Because trackers aren’t only looking at what browser version you have. In combination with other metrics, your fake Chrome browser may stand out. This is because if you are actually using, say, Safari browser all the other metrics will point to this fact. You will have the only browser out there identifying itself as Chrome but looking like Safari.

Incognito mode

Historically, Private Browsing and Incognito Mode had a single purpose. These modes were intended to prevent traces of sites you visited from being stored on your machine. It was not meant to prevent remote sites or trackers from identifying and storing when you visit a site on their servers.

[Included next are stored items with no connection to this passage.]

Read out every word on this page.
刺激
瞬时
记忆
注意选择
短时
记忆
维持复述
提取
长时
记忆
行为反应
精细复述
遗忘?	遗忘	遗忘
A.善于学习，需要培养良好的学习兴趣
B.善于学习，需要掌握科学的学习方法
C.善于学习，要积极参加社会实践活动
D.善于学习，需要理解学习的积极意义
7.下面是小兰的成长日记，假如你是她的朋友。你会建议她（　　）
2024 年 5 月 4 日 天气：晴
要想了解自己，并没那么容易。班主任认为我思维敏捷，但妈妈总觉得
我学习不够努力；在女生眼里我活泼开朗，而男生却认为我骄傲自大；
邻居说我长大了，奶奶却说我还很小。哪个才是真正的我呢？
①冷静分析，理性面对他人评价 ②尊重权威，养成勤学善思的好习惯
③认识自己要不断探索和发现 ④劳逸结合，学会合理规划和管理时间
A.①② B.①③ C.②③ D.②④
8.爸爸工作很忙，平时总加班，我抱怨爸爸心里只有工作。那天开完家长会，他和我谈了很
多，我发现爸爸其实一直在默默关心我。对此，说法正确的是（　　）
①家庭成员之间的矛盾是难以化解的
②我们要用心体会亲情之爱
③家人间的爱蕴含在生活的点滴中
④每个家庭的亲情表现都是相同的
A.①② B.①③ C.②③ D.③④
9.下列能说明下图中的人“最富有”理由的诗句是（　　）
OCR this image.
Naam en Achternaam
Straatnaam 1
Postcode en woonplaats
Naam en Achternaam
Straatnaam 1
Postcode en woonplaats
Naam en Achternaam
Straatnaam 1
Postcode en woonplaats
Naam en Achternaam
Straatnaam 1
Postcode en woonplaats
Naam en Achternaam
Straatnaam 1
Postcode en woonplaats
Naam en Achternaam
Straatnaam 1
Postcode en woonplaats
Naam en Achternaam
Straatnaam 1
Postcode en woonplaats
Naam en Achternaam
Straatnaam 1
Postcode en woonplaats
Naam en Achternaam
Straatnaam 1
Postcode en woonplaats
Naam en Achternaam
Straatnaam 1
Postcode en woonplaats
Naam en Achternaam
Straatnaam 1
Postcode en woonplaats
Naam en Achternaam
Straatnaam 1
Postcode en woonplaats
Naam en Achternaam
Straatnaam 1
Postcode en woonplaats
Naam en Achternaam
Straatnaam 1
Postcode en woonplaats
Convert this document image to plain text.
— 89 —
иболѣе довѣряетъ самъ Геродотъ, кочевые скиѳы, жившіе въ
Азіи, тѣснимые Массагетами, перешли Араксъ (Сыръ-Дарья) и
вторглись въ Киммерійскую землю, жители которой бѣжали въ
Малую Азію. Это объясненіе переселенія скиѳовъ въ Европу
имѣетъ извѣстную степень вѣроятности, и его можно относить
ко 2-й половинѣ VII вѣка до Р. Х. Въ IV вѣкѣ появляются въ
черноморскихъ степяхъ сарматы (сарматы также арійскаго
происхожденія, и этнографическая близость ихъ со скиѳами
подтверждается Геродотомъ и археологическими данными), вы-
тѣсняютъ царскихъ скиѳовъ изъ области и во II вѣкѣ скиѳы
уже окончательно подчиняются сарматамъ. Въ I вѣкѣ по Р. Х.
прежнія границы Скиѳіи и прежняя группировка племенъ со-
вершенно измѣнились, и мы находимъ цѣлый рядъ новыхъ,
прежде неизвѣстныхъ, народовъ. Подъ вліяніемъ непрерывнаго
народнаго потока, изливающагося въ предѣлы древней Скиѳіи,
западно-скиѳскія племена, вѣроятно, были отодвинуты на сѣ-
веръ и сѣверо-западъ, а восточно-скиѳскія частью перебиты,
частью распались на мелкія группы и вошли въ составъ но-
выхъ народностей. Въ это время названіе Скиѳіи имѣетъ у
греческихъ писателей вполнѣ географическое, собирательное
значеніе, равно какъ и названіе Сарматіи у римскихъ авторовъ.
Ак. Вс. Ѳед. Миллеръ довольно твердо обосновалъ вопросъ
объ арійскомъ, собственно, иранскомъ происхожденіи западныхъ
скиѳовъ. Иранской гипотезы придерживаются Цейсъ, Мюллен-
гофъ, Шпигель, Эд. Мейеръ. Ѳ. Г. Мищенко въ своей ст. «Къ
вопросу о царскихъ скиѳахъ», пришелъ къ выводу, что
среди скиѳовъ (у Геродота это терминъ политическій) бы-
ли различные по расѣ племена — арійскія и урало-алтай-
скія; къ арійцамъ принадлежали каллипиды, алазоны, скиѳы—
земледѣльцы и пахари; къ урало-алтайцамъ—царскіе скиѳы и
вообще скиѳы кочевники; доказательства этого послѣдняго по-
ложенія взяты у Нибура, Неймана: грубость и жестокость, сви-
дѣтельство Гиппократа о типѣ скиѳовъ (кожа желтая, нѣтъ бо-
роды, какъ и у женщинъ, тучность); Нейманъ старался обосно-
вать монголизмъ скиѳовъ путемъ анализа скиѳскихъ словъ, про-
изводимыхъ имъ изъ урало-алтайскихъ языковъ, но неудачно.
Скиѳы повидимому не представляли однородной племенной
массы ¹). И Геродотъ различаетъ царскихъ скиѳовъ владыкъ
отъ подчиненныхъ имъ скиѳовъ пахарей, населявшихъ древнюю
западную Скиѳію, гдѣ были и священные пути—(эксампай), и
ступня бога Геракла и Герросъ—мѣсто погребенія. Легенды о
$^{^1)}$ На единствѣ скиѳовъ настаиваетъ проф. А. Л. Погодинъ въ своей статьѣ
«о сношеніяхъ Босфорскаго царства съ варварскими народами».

If you are using Firefox, using Private Browsing will provide some protections against trackers. Any trackers that are included in the Disconnect tracking protection list will be blocked. This keeps you safe from known trackers. Known fingerprinters and cryptominers which use your browser against you are also blocked. However, this will not prevent a new fingerprinter or tracker from identifying your browser and keeping tabs on it. In order to get this extra level of protection, your browser needs to have a fingerprint which is either:

  1. so common that a tracker can't tell you apart from the crowd (as in Tor Browser), or
  2. randomized so that a tracker can't tell it's you from one moment to the next (as in Brave browser).

Google's Chrome browser does not provide protection against trackers or fingerprinters in Incognito Mode.